Known as much for its complexity as its vital role in regulating cellular and organismal growth, the mechanistic target of rapamycin complex 1 (mTORC1) pathway has seemingly been acting in mysterious ways.
Through a variety of mechanistic interactions, mTORC1 interprets cues in the cellular environment, including the availability of nutrients, and signals the organism to act accordingly. mTORC1 is apt to trigger growth during times of abundance and dial back metabolism when food is scarce.
Owing to years of intense scrutiny in the lab of Whitehead Institute Member David Sabatini, the key players of this pathway—whose deregulation is associated with diseases ranging from diabetes to cancer to epilepsy—have gradually been brought to light. Yet, one essential question remained unanswered: How exactly does mTORC1 actually detect the presence of nutrients?
Now, it seems, scientists in Sabatini’s lab have at least a partial answer, describing for the first time a protein that appears to sense the amino acid arginine. The discovery of this transmembrane protein, known as SLC38A9, is reported this week in the journal Science.
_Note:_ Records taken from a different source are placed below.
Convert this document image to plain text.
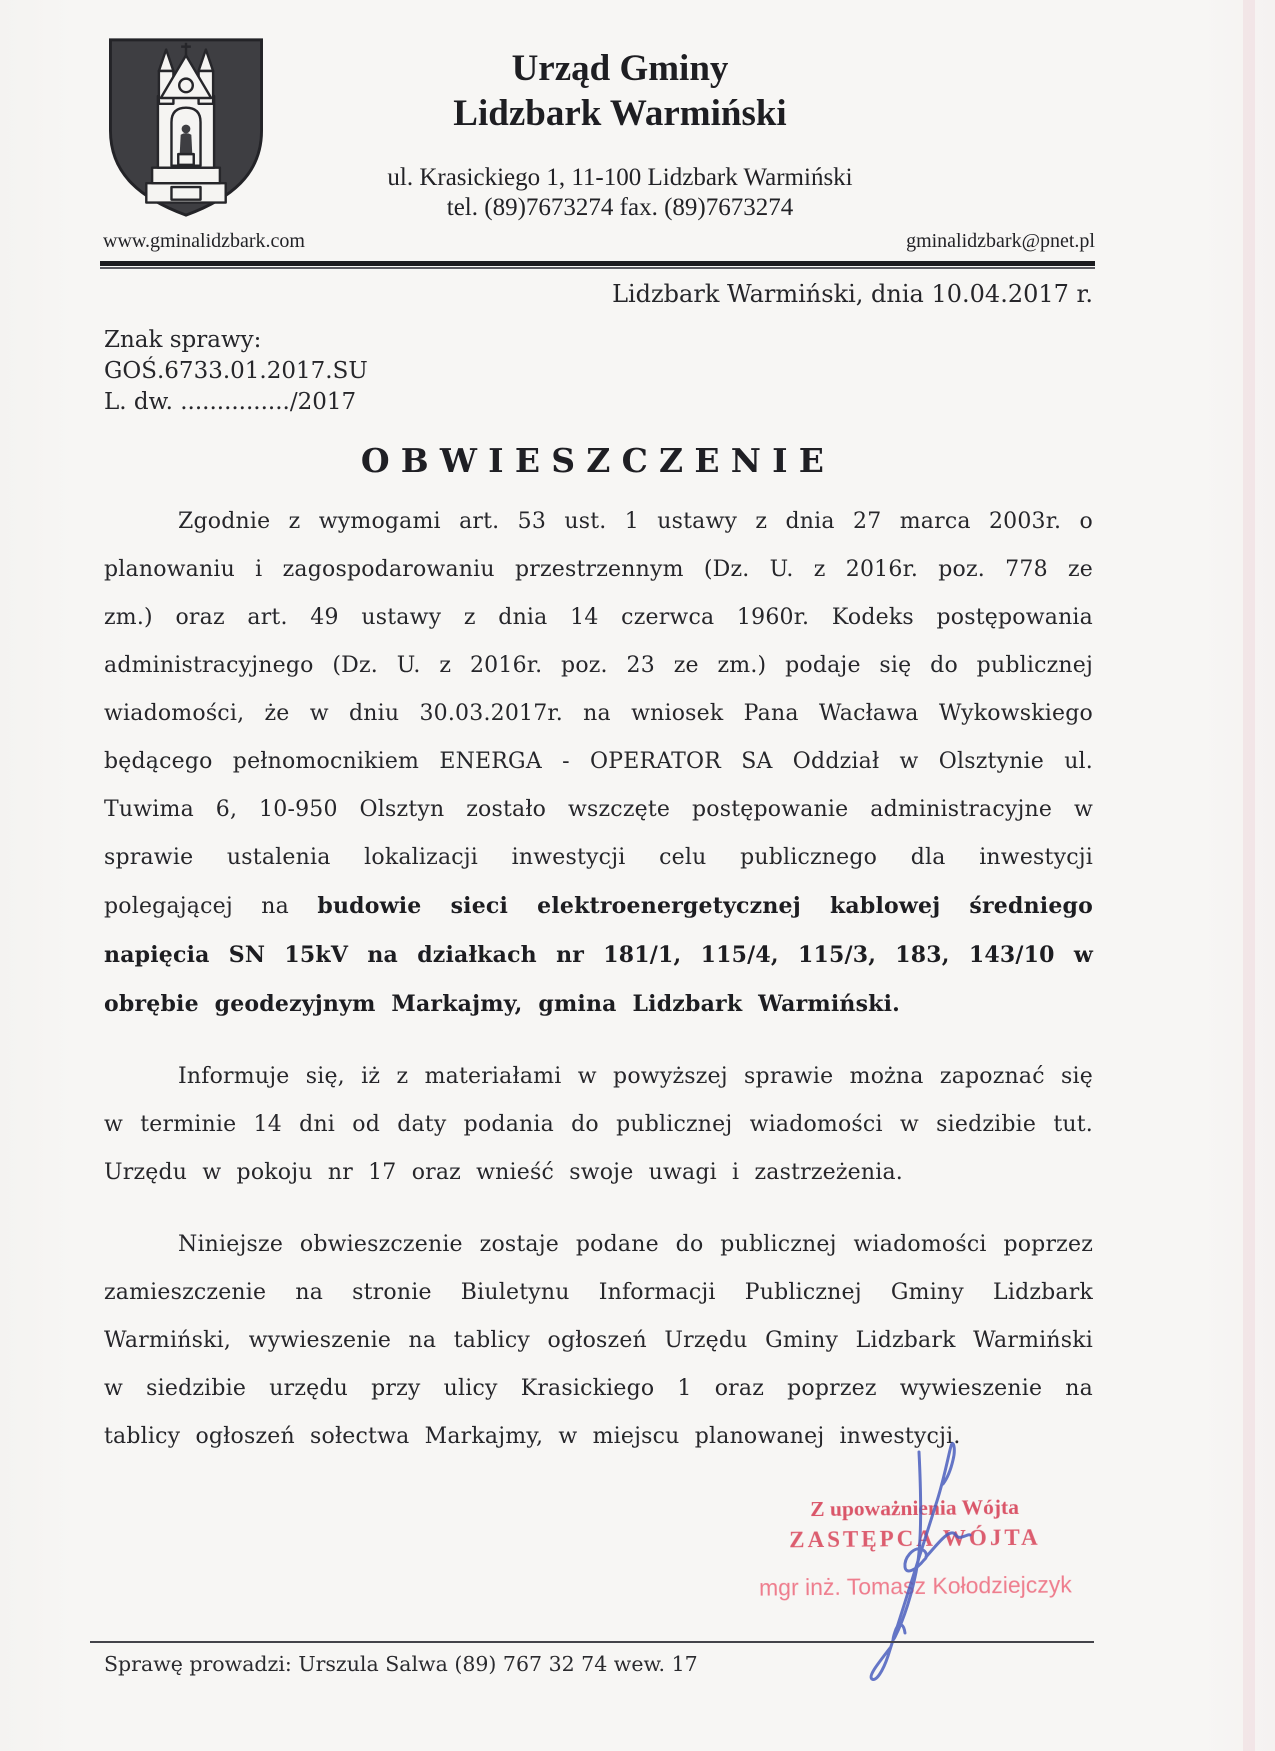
Urząd Gminy
Lidzbark Warmiński
ul. Krasickiego 1, 11-100 Lidzbark Warmiński
tel. (89)7673274 fax. (89)7673274
www.gminalidzbark.com	gminalidzbark@pnet.pl
Lidzbark Warmiński, dnia 10.04.2017 r.
Znak sprawy:
GOŚ.6733.01.2017.SU
L. dw. .............../2017
OBWIESZCZENIE

Zgodnie z wymogami art. 53 ust. 1 ustawy z dnia 27 marca 2003r. o planowaniu i zagospodarowaniu przestrzennym (Dz. U. z 2016r. poz. 778 ze zm.) oraz art. 49 ustawy z dnia 14 czerwca 1960r. Kodeks postępowania administracyjnego (Dz. U. z 2016r. poz. 23 ze zm.) podaje się do publicznej wiadomości, że w dniu 30.03.2017r. na wniosek Pana Wacława Wykowskiego będącego pełnomocnikiem ENERGA - OPERATOR SA Oddział w Olsztynie ul. Tuwima 6, 10-950 Olsztyn zostało wszczęte postępowanie administracyjne w sprawie ustalenia lokalizacji inwestycji celu publicznego dla inwestycji polegającej na budowie sieci elektroenergetycznej kablowej średniego napięcia SN 15kV na działkach nr 181/1, 115/4, 115/3, 183, 143/10 w obrębie geodezyjnym Markajmy, gmina Lidzbark Warmiński.

Informuje się, iż z materiałami w powyższej sprawie można zapoznać się w terminie 14 dni od daty podania do publicznej wiadomości w siedzibie tut. Urzędu w pokoju nr 17 oraz wnieść swoje uwagi i zastrzeżenia.

Niniejsze obwieszczenie zostaje podane do publicznej wiadomości poprzez zamieszczenie na stronie Biuletynu Informacji Publicznej Gminy Lidzbark Warmiński, wywieszenie na tablicy ogłoszeń Urzędu Gminy Lidzbark Warmiński w siedzibie urzędu przy ulicy Krasickiego 1 oraz poprzez wywieszenie na tablicy ogłoszeń sołectwa Markajmy, w miejscu planowanej inwestycji.

Z upoważnienia Wójta
ZASTĘPCA WÓJTA
mgr inż. Tomasz Kołodziejczyk
Sprawę prowadzi: Urszula Salwa (89) 767 32 74 wew. 17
“No one doubts that this is an important pathway, with implications for aging, cancer, and diabetes, and we had figured out the core machinery of the pathway,” says Sabatini. “But the mystery has been what are the sensors? Now we’ve found what is likely the first nutrient sensor. This is what connects that core machinery to the world around it.”
The finding suggests a model in which mTORC1, located at the surface of cellular components known as lysosomes, receives “go/no-go” signals from a family of enzymes dubbed Rag GTPases. It had been known that the Rags convey information about nutritional status to mTORC1, but it wasn’t clear how the Rags came by this information. Through a series of experiments, researchers found that SLC38A9 is capable of transporting and directly interacting with amino acids, the building blocks of proteins.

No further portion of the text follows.